Suddenly James thought of a novel that had been all the rage some years back, a silly, shoddy, yet strangely powerful book about a character called Svengali who had held a young woman under his hypnotic sway. He cast a baleful glance at Ponsard, who seemed altogether immune to his suspicions.
‘You see, Monsieur, your sister’s problem is not in her legs,’ he said softly. ‘There is no actual motor paralysis. If I am right in my diagnosis, she is suffering from hysteria. Her susceptibility to hypnosis is part proof of that. In your country, I believe they would call her condition a hysterical motor ataxia.’ He looked up at James expecting acknowledgement.
‘Her legs are indeed paralysed, but only when she is in her normal waking state. In this altered, this hypnotised state, as you see, she moves perfectly well, if a little weakly because her muscles are dwindling.

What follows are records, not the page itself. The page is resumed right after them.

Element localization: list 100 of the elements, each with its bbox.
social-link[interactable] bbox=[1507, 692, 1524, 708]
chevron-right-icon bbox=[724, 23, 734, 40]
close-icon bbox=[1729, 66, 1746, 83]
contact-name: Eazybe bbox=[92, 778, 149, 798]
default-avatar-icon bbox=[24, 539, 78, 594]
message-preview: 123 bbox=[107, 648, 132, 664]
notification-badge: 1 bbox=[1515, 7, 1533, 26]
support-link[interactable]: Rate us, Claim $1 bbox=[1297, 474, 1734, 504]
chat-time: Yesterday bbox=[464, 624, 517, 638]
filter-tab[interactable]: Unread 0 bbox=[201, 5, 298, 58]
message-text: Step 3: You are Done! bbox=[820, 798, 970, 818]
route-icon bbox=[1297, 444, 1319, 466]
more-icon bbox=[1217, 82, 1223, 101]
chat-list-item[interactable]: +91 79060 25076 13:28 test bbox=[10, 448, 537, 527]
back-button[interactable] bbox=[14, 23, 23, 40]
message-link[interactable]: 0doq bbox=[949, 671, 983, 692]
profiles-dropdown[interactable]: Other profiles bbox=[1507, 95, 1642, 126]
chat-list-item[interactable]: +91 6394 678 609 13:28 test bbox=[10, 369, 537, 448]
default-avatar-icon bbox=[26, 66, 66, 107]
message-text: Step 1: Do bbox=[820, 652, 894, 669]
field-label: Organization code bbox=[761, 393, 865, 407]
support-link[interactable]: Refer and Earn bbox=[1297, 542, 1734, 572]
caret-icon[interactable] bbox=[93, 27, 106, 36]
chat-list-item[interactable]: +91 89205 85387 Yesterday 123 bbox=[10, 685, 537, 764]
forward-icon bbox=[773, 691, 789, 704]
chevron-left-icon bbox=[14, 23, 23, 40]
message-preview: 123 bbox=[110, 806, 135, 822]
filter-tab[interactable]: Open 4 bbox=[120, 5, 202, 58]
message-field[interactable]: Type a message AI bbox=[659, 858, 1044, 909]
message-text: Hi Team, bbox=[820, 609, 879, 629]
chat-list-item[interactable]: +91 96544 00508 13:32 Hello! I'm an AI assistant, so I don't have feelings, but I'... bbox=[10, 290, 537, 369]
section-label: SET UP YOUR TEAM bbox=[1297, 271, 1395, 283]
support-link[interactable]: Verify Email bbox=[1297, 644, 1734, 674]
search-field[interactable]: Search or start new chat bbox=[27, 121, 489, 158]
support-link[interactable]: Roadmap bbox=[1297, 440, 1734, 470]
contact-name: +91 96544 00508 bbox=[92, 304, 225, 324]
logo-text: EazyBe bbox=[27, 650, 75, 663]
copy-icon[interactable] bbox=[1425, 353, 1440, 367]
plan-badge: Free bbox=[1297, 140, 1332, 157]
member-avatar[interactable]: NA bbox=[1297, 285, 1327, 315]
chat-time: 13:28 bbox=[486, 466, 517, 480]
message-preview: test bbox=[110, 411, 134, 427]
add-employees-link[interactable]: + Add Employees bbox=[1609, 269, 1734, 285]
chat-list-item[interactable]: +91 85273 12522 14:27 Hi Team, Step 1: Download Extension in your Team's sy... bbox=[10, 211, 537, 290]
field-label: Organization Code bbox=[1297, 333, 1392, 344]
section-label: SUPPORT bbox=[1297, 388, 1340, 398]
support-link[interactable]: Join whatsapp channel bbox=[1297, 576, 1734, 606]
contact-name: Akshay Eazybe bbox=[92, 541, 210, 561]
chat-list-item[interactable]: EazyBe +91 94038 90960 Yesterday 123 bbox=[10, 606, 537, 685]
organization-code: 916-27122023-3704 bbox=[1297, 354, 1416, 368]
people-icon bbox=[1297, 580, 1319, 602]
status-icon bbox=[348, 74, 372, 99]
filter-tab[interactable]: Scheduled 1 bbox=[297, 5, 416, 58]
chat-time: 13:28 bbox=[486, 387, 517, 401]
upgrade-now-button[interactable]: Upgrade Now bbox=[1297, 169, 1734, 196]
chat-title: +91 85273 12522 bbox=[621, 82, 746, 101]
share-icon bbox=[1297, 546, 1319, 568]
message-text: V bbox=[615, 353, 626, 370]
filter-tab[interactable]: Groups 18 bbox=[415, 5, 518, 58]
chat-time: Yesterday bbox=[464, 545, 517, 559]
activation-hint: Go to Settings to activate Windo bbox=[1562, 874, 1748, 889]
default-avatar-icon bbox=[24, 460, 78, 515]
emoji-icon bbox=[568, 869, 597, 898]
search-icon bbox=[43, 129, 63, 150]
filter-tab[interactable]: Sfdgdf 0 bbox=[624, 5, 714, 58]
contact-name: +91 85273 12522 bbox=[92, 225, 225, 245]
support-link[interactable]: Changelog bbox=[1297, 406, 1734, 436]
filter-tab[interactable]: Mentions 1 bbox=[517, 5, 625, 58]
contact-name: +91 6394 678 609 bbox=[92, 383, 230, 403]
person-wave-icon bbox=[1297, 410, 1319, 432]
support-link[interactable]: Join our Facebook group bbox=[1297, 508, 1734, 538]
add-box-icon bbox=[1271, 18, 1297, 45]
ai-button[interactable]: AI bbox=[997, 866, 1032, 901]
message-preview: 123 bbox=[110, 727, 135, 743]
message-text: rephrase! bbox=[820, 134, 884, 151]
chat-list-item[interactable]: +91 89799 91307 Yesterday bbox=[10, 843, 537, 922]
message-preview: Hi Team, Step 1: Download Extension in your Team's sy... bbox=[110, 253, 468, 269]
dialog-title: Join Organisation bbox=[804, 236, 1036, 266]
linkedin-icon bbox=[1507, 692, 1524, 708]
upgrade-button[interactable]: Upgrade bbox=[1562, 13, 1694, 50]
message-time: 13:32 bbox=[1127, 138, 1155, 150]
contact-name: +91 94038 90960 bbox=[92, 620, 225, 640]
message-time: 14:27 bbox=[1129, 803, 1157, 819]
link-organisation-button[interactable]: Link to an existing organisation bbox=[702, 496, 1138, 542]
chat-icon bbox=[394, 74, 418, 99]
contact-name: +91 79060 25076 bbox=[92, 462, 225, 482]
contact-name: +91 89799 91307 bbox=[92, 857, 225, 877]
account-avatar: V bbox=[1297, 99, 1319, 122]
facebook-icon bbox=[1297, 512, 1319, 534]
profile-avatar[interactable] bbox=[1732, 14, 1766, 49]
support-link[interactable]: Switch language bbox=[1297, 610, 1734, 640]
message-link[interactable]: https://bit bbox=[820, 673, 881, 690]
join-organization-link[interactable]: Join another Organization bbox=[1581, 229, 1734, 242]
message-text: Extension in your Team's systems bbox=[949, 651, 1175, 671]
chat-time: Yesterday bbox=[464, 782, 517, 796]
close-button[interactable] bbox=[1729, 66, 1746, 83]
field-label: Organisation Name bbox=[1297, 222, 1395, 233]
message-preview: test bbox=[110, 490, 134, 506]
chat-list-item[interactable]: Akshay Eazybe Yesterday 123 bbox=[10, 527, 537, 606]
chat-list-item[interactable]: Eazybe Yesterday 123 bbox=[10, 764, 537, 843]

Now tell me,’ Ponsard smiled engagingly. ‘Is there any history of epilepsy in your family?’
‘Not that I know of.’
‘No spasms or fits?’
The ward at the Salpêtrière leapt into James’s mind and he shook his head vigorously.
‘No. I didn’t really think so, from your sister’s symptoms. But perhaps there is a history of nervous disorders.’
James shook his head emphatically.
‘No, again. But these are things families like to keep secret, locked in the attic, shall we say.’
James was about to rebut him, but Ponsard calmed him with a smile and a wave of the hand. ‘The lack of a family pattern is not wholly unusual. As our great Charcot emphatically pointed out in his last years, hysteria is a separate condition, though for many years its sufferers mimicked aspects of epileptic seizures. Can you tell me, Monsieur, though your sister denies this, whether she has experienced some shock recently, had some sudden fright, something that might have affected her emotional condition and led to her paralysis?’